Researchers use DNA-barcoded microbial spores to improve food traceability
The research team described how synthetic microbial spores can be safely introduced onto objects and surfaces at a point of origin, such as a field or manufacturing plant, and be detected and identified months later, thus improving traceability.
With the increasing complexity of global food supply, Harvard Medical School (HMS) scientists have developed a DNA-barcoded microbial system that can be used to label agricultural objects in an “inexpensive, scalable and reliable manner”.
The spores are derived from baker’s yeast and a common bacterial strain used in a wide variety of applications, such as probiotic dietary supplements, and designed to be incapable of growing in the wild to prevent adverse ecological effects.
“Spores are in many ways an old-school solution and have been safely sprayed onto agricultural goods as soil inoculants or biological pesticides for decades. We just added a small DNA sequence we can amplify and detect,” said study corresponding author Michael Springer, associate professor of systems biology in the Blavatnik Institute at HMS.
“We also worked hard to make sure this system is safe, using commonplace microbial strains and building in multiple levels of control,” Springer added. “We hope it can be used to help solve problems that have enormous public health and economic implications.”
According to the researchers, the use of custom-synthesised DNA sequences as barcodes has been shown in principle to be effective for labelling food and other items. To be widely useful, DNA barcodes must be produced cheaply in large volumes, persist on objects in highly variable environments, and able to be reliably and rapidly decoded–hurdles that have thus far not been overcome because DNA is fragile, they explained.
In their study, Springer and colleagues set out to determine if DNA barcodes packaged within microbial spores, which can be sprayed onto crops and identified months later, could help solve these challenges.
The research team created custom-made DNA sequences that they integrated into the genomes of the spores of two microorganisms – Saccharomyces cerevisiae and Bacillus subtilis.
Inserted into the genome in tandem, the sequences are designed so that billions of unique barcodes can be created.
The team ensured that DNA-barcoded spores could not multiply, grow and spread in the wild by using microbial strains that require specific nutritional supplementation and by deleting genes required for the spores to germinate and grow.
“Spores can survive in the wild for an extremely long time and are a great medium for us to incorporate DNA barcodes into,” said study co-first author Jason Qian, a graduate student in systems biology at HMS. “Identifying the barcodes is straightforward, using a plate reader and an orange plastic filter on a cell phone camera. We don’t envision any challenges for field deployability.”
When sprayed onto grass outside and exposed to natural weather for several months, spores remained detectable, with minimal spread outside the inoculated region. On environments such as sand, soil, carpet and wood, the spores survived for months with no loss over time, and they were identified after disturbances such as vacuuming, sweeping and simulated wind and rain.
This characteristic, the team noted, could allow spores to be used to determine whether an object has passed through an inoculated area. They tested this by dividing the sandpit into grids, each labelled with up to four different barcoded spores. Individuals and a remote-control car then navigated the sandpit.

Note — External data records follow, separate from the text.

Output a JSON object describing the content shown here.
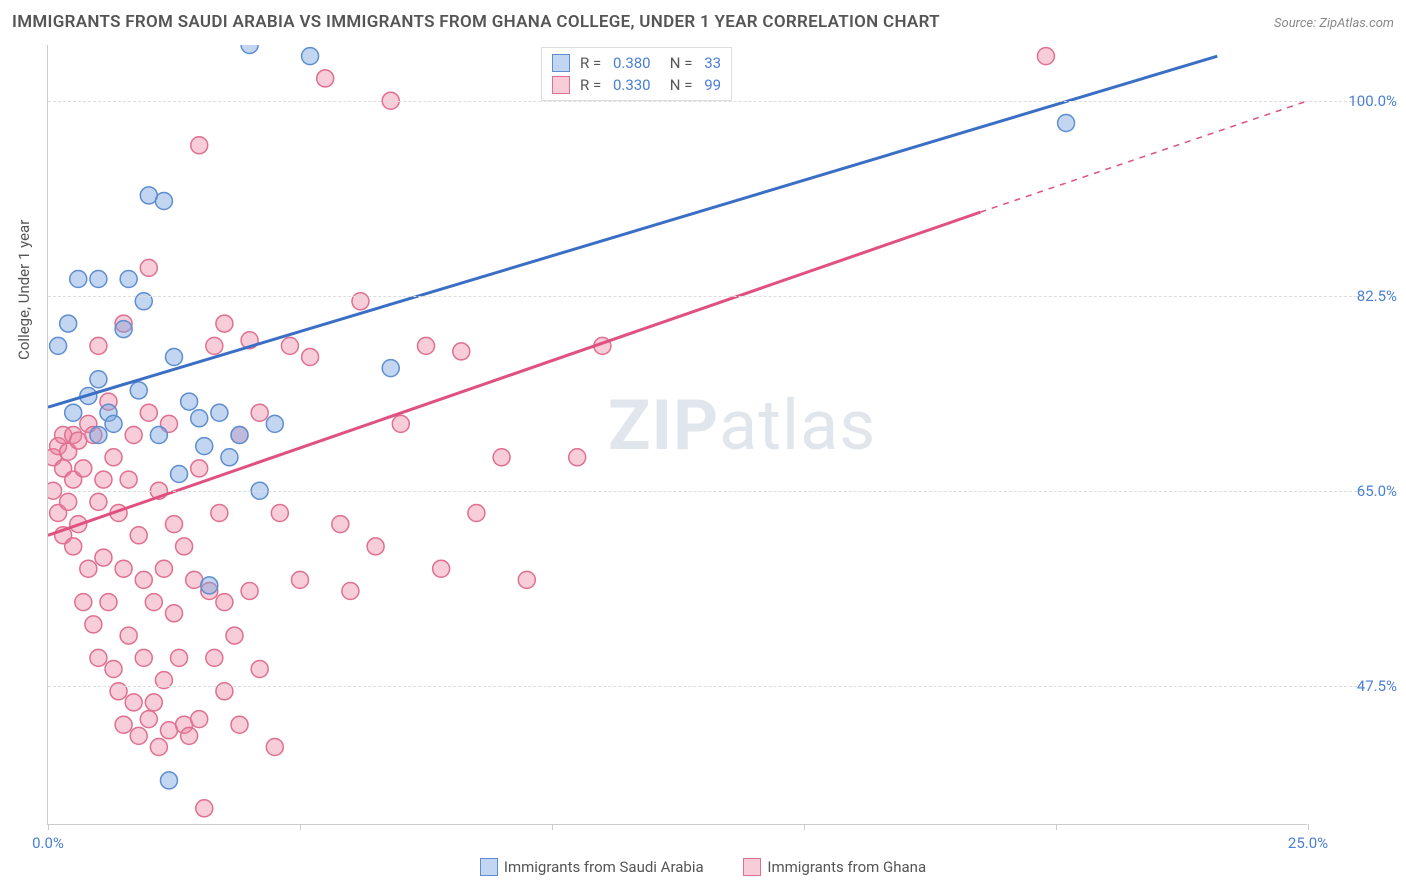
{
  "title": "IMMIGRANTS FROM SAUDI ARABIA VS IMMIGRANTS FROM GHANA COLLEGE, UNDER 1 YEAR CORRELATION CHART",
  "source": "Source: ZipAtlas.com",
  "watermark_bold": "ZIP",
  "watermark_rest": "atlas",
  "ylabel": "College, Under 1 year",
  "chart": {
    "type": "scatter",
    "x_range": [
      0,
      25
    ],
    "y_range": [
      35,
      105
    ],
    "y_gridlines": [
      47.5,
      65.0,
      82.5,
      100.0
    ],
    "y_tick_labels": [
      "47.5%",
      "65.0%",
      "82.5%",
      "100.0%"
    ],
    "x_ticks": [
      0,
      5,
      10,
      15,
      20,
      25
    ],
    "x_min_label": "0.0%",
    "x_max_label": "25.0%",
    "background_color": "#ffffff",
    "grid_color": "#dddddd",
    "axis_color": "#cccccc",
    "series": [
      {
        "key": "saudi",
        "label": "Immigrants from Saudi Arabia",
        "R_value": "0.380",
        "N_value": "33",
        "marker_fill": "rgba(121,163,224,0.45)",
        "marker_stroke": "#5e8ed0",
        "line_color": "#3b6fc6",
        "line_width": 3,
        "trend": {
          "x1": 0,
          "y1": 72.5,
          "x2": 23.2,
          "y2": 104.0,
          "dashed_continuation": false
        },
        "points": [
          [
            0.2,
            78
          ],
          [
            0.4,
            80
          ],
          [
            0.5,
            72
          ],
          [
            0.6,
            84
          ],
          [
            0.8,
            73.5
          ],
          [
            1.0,
            75
          ],
          [
            1.0,
            70
          ],
          [
            1.2,
            72
          ],
          [
            1.3,
            71
          ],
          [
            1.5,
            79.5
          ],
          [
            1.6,
            84
          ],
          [
            1.8,
            74
          ],
          [
            1.9,
            82
          ],
          [
            2.0,
            91.5
          ],
          [
            2.2,
            70
          ],
          [
            2.3,
            91
          ],
          [
            2.5,
            77
          ],
          [
            2.6,
            66.5
          ],
          [
            2.8,
            73
          ],
          [
            3.0,
            71.5
          ],
          [
            3.1,
            69
          ],
          [
            3.2,
            56.5
          ],
          [
            3.4,
            72
          ],
          [
            3.6,
            68
          ],
          [
            3.8,
            70
          ],
          [
            4.0,
            105
          ],
          [
            4.2,
            65
          ],
          [
            4.5,
            71
          ],
          [
            5.2,
            104
          ],
          [
            6.8,
            76
          ],
          [
            2.4,
            39
          ],
          [
            20.2,
            98
          ],
          [
            1.0,
            84
          ]
        ]
      },
      {
        "key": "ghana",
        "label": "Immigrants from Ghana",
        "R_value": "0.330",
        "N_value": "99",
        "marker_fill": "rgba(235,130,160,0.4)",
        "marker_stroke": "#e0708f",
        "line_color": "#e05080",
        "line_width": 3,
        "trend": {
          "x1": 0,
          "y1": 61.0,
          "x2": 18.5,
          "y2": 90.0,
          "dashed_continuation": true,
          "dx2": 25,
          "dy2": 100.0
        },
        "points": [
          [
            0.1,
            68
          ],
          [
            0.1,
            65
          ],
          [
            0.2,
            69
          ],
          [
            0.2,
            63
          ],
          [
            0.3,
            70
          ],
          [
            0.3,
            67
          ],
          [
            0.3,
            61
          ],
          [
            0.4,
            68.5
          ],
          [
            0.4,
            64
          ],
          [
            0.5,
            70
          ],
          [
            0.5,
            66
          ],
          [
            0.5,
            60
          ],
          [
            0.6,
            69.5
          ],
          [
            0.6,
            62
          ],
          [
            0.7,
            67
          ],
          [
            0.7,
            55
          ],
          [
            0.8,
            71
          ],
          [
            0.8,
            58
          ],
          [
            0.9,
            70
          ],
          [
            0.9,
            53
          ],
          [
            1.0,
            78
          ],
          [
            1.0,
            64
          ],
          [
            1.0,
            50
          ],
          [
            1.1,
            66
          ],
          [
            1.1,
            59
          ],
          [
            1.2,
            73
          ],
          [
            1.2,
            55
          ],
          [
            1.3,
            68
          ],
          [
            1.3,
            49
          ],
          [
            1.4,
            63
          ],
          [
            1.4,
            47
          ],
          [
            1.5,
            80
          ],
          [
            1.5,
            58
          ],
          [
            1.5,
            44
          ],
          [
            1.6,
            66
          ],
          [
            1.6,
            52
          ],
          [
            1.7,
            70
          ],
          [
            1.7,
            46
          ],
          [
            1.8,
            61
          ],
          [
            1.8,
            43
          ],
          [
            1.9,
            57
          ],
          [
            1.9,
            50
          ],
          [
            2.0,
            72
          ],
          [
            2.0,
            44.5
          ],
          [
            2.1,
            55
          ],
          [
            2.1,
            46
          ],
          [
            2.2,
            65
          ],
          [
            2.2,
            42
          ],
          [
            2.3,
            58
          ],
          [
            2.3,
            48
          ],
          [
            2.4,
            71
          ],
          [
            2.4,
            43.5
          ],
          [
            2.5,
            62
          ],
          [
            2.5,
            54
          ],
          [
            2.6,
            50
          ],
          [
            2.7,
            60
          ],
          [
            2.7,
            44
          ],
          [
            2.8,
            43
          ],
          [
            2.9,
            57
          ],
          [
            3.0,
            67
          ],
          [
            3.0,
            44.5
          ],
          [
            3.1,
            36.5
          ],
          [
            3.2,
            56
          ],
          [
            3.3,
            78
          ],
          [
            3.3,
            50
          ],
          [
            3.4,
            63
          ],
          [
            3.5,
            80
          ],
          [
            3.5,
            55
          ],
          [
            3.5,
            47
          ],
          [
            3.7,
            52
          ],
          [
            3.8,
            70
          ],
          [
            3.8,
            44
          ],
          [
            4.0,
            78.5
          ],
          [
            4.0,
            56
          ],
          [
            4.2,
            72
          ],
          [
            4.2,
            49
          ],
          [
            4.5,
            42
          ],
          [
            4.6,
            63
          ],
          [
            4.8,
            78
          ],
          [
            5.0,
            57
          ],
          [
            5.2,
            77
          ],
          [
            5.5,
            102
          ],
          [
            5.8,
            62
          ],
          [
            6.0,
            56
          ],
          [
            6.2,
            82
          ],
          [
            6.5,
            60
          ],
          [
            6.8,
            100
          ],
          [
            7.0,
            71
          ],
          [
            7.5,
            78
          ],
          [
            7.8,
            58
          ],
          [
            8.2,
            77.5
          ],
          [
            8.5,
            63
          ],
          [
            9.0,
            68
          ],
          [
            9.5,
            57
          ],
          [
            10.5,
            68
          ],
          [
            11.0,
            78
          ],
          [
            19.8,
            104
          ],
          [
            3.0,
            96
          ],
          [
            2.0,
            85
          ]
        ]
      }
    ]
  },
  "legend_R_prefix": "R =",
  "legend_N_prefix": "N ="
}
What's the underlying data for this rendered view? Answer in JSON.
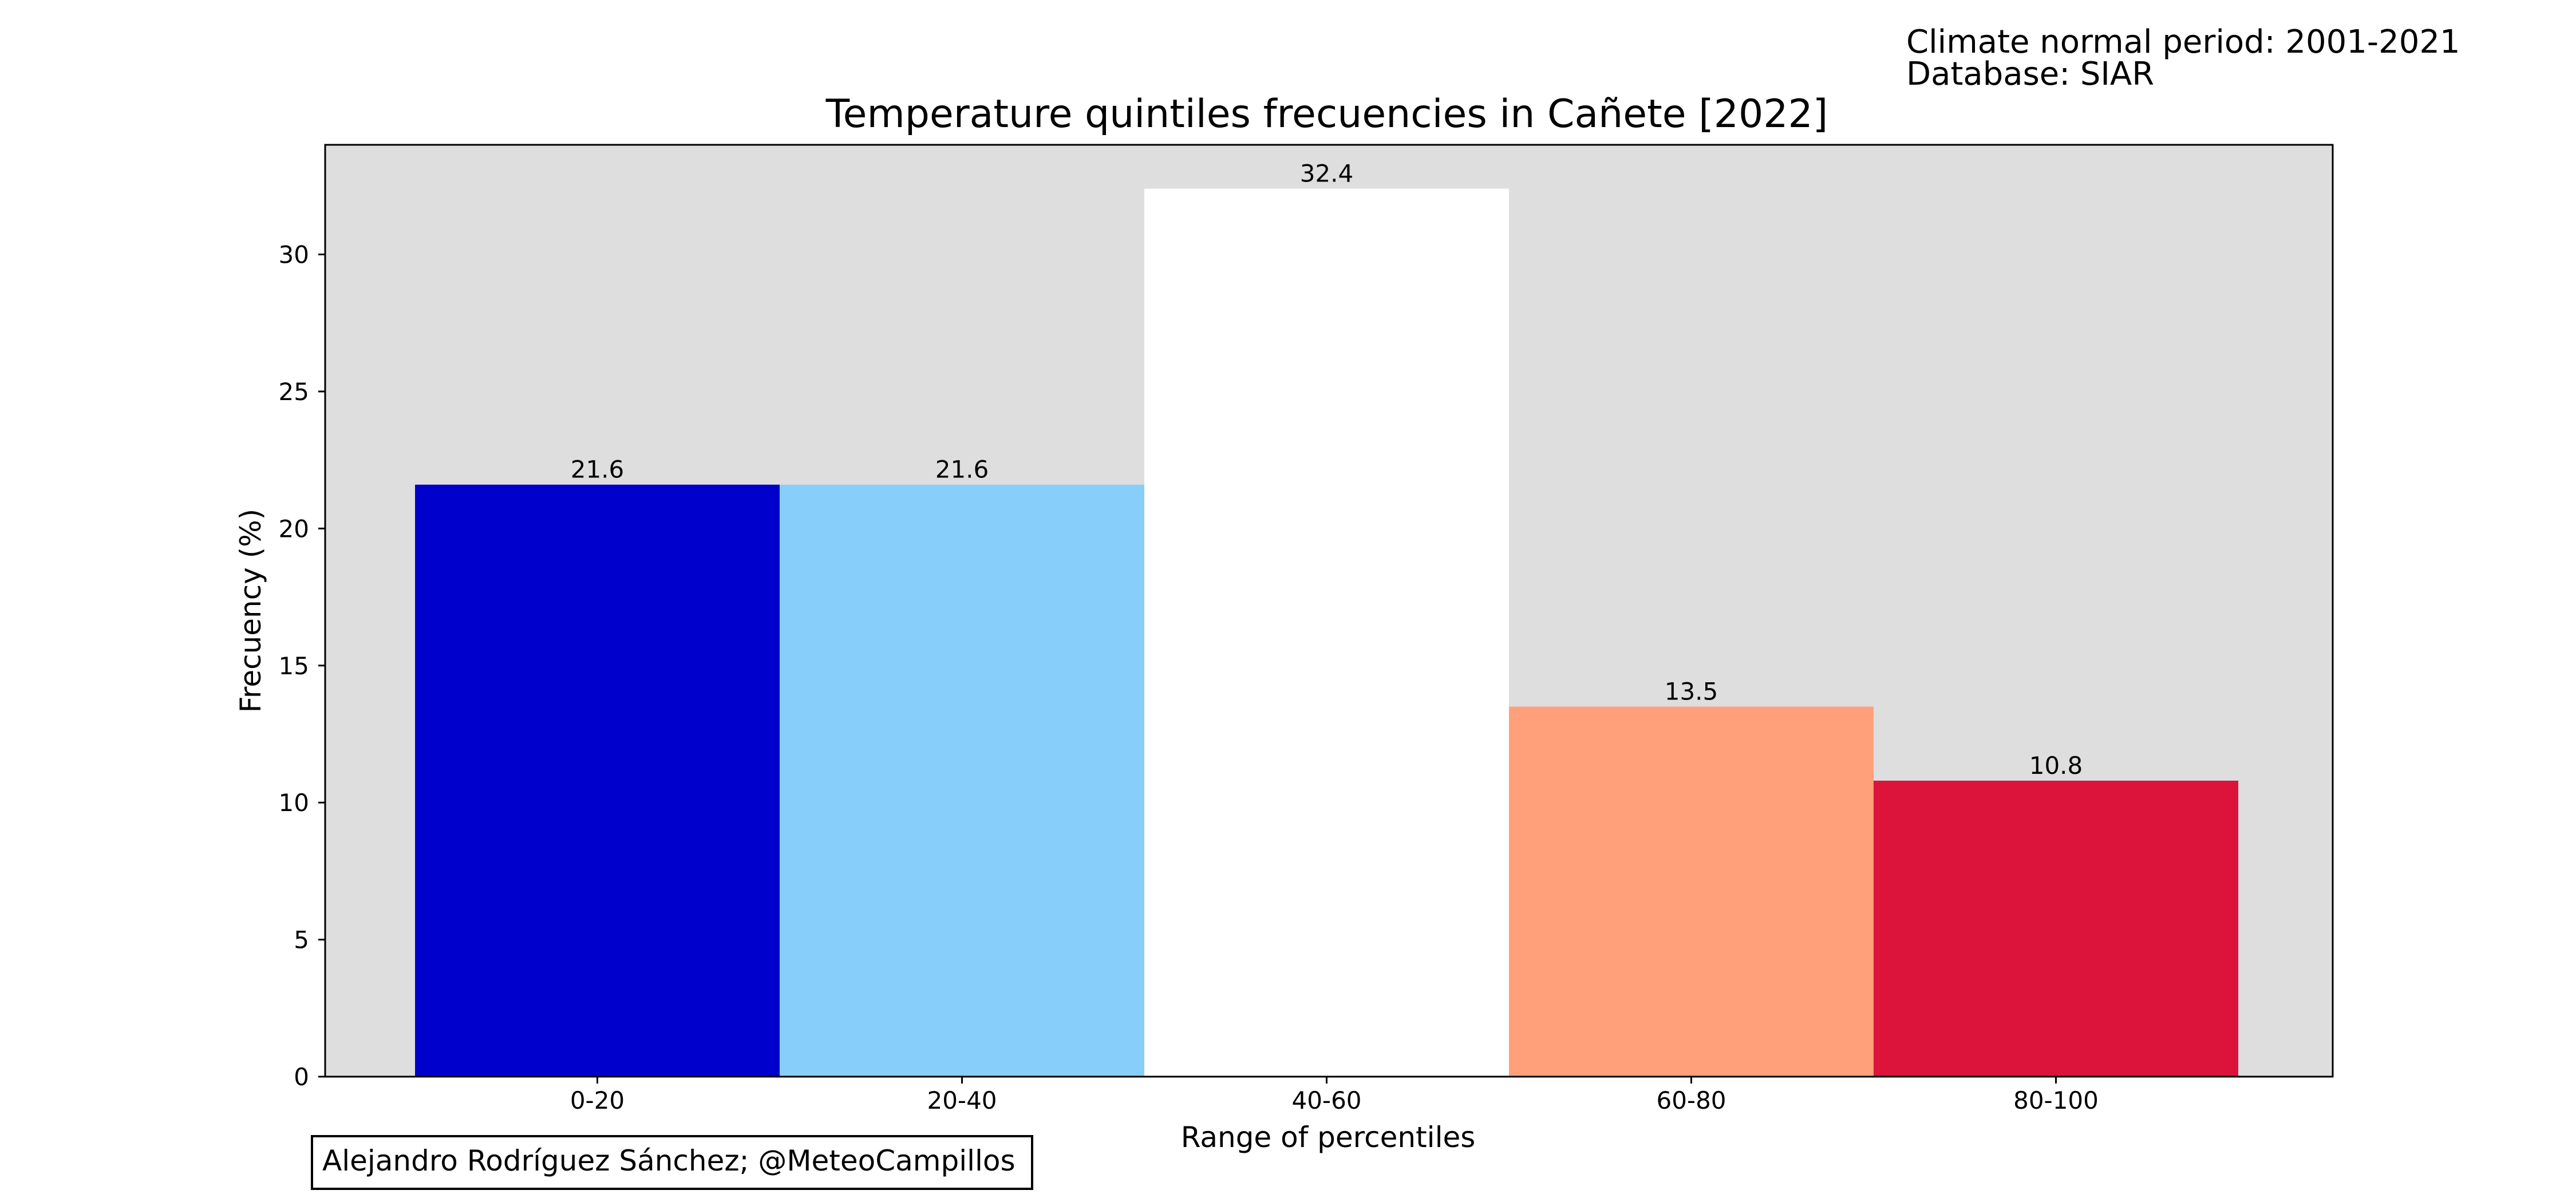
{
  "header": {
    "line1": "Climate normal period: 2001-2021",
    "line2": "Database: SIAR"
  },
  "credit": "Alejandro Rodríguez Sánchez; @MeteoCampillos",
  "colors": {
    "plot_background": "#dedede",
    "bars": [
      "#0000cd",
      "#87cefa",
      "#ffffff",
      "#ffa07a",
      "#dc143c"
    ]
  },
  "chart_data": {
    "type": "bar",
    "title": "Temperature quintiles frecuencies in Cañete [2022]",
    "xlabel": "Range of percentiles",
    "ylabel": "Frecuency (%)",
    "categories": [
      "0-20",
      "20-40",
      "40-60",
      "60-80",
      "80-100"
    ],
    "values": [
      21.6,
      21.6,
      32.4,
      13.5,
      10.8
    ],
    "data_labels": [
      "21.6",
      "21.6",
      "32.4",
      "13.5",
      "10.8"
    ],
    "ylim": [
      0,
      34
    ],
    "yticks": [
      0,
      5,
      10,
      15,
      20,
      25,
      30
    ],
    "grid": false,
    "legend": "none"
  }
}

They found that they could identify the specific grids that the objects passed through with minimal false positives or negatives, suggesting a possible application as a complementary tool for forensics or law enforcement.
“As scientists, our charge is to solve scientific challenges, but at the same time we want to make sure that we acknowledge broader societal implications,” Springer said. “We believe the barcoded spores are best suited for farming and industrial applications and would be ineffective for human surveillance.”
The researchers are now exploring ways to improve the system, including engineering potential kill-switch mechanisms into the spores, finding ways to limit propagation and examining if the spores can be used to provide temporal information about location history.
“Outbreaks of harmful foodborne pathogens such as Listeria, Salmonella and E. coli occur naturally and frequently,” Springer said. “Simple, safe synthetic biology tools and knowledge of basic biology allow us to create things that have a lot of potential in solving real world safety issues.”